It looks quadratic to me

Let q=max(x,o1+e1,o2+e2). Then wf->n = q+1. Perhaps it is safer to swap the order of for (j) and for (d). In that case, the time complexity of calling the function once is O(qw+q) where w is the change of the bandwidth. Most of time, w=0. When w>0, the following iterations will be faster. With the current loop, the time complexity can be O(qw+q2) in the worst case, I think.

PS:

WFA keeps diagonals that already reached the end active, and (tries to) update them on every increment of s. Your patch decreases the band whenever this happens, so that only diagonals that haven't reached the end yet are updated.

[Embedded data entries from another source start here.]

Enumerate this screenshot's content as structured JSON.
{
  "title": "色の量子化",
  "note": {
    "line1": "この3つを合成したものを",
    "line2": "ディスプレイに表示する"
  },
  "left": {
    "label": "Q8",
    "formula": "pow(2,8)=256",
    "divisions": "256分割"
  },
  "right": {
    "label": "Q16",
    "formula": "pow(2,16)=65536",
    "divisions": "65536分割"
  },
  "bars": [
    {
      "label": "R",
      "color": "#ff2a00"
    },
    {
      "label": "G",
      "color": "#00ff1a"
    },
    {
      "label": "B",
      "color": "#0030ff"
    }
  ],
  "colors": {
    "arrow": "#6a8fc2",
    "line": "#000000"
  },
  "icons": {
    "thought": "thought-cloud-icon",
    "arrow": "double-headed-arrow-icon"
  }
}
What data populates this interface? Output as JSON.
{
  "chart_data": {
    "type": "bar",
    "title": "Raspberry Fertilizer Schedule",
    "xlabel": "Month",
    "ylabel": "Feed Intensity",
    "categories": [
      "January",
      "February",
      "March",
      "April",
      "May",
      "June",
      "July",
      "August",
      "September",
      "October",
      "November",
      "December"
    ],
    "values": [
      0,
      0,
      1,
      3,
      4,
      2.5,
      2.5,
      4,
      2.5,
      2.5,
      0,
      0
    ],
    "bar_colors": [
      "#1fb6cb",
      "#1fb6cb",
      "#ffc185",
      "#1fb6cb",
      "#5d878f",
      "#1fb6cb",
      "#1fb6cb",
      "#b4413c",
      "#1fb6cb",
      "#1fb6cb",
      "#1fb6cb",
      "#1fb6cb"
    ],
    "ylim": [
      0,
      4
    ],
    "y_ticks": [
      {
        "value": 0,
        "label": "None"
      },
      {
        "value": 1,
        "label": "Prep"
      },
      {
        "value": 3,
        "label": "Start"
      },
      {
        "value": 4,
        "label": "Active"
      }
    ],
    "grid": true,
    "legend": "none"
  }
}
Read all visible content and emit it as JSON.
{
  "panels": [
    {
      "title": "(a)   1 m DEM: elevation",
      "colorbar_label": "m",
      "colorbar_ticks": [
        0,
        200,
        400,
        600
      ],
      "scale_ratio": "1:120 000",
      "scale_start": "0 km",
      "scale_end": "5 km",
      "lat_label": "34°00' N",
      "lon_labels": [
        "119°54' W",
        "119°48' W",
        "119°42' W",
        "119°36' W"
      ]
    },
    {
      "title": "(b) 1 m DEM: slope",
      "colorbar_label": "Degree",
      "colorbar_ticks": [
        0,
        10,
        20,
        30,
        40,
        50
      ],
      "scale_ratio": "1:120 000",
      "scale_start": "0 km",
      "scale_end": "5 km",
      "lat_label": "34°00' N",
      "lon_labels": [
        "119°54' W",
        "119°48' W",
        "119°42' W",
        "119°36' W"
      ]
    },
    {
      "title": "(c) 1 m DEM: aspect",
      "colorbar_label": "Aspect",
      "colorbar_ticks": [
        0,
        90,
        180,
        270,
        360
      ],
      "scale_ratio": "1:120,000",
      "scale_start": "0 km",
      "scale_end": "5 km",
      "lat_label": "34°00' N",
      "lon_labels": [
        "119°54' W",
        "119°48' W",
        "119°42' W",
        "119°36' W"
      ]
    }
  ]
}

Almost correct, except that the "whenever" part – my implementation only calls the function when s%64==0 as most of time this function has no effect.

Sorry for the late reply.

I think I understand the situation you are presenting. In the case of the WFA2-lib, it calls the function wavefront_compute_trim_ends() every time a new wavefront is computed.

This should have a similar effect as your wf_stripe_shrink() (?)

For 10bp vs 100kb, WFA2-lib takes 44 sec while the modified miniwfa takes 0.2 sec

But it clearly isn't. So I must have made an implementation mistake here.

mainly because WFA doesn't have an advantage on such examples

Right. In some extreme corner cases, like this one, the WFA doesn't have the upper-hand.

the modified miniwfa takes 0.2 sec. ksw2 only takes 0.01s

Although the time measurement is too small to make an assessment, this case invites to make a fine profile of this case and see what is going on.

I'm leaving this open until I can address this case.
Thanks for the feedback.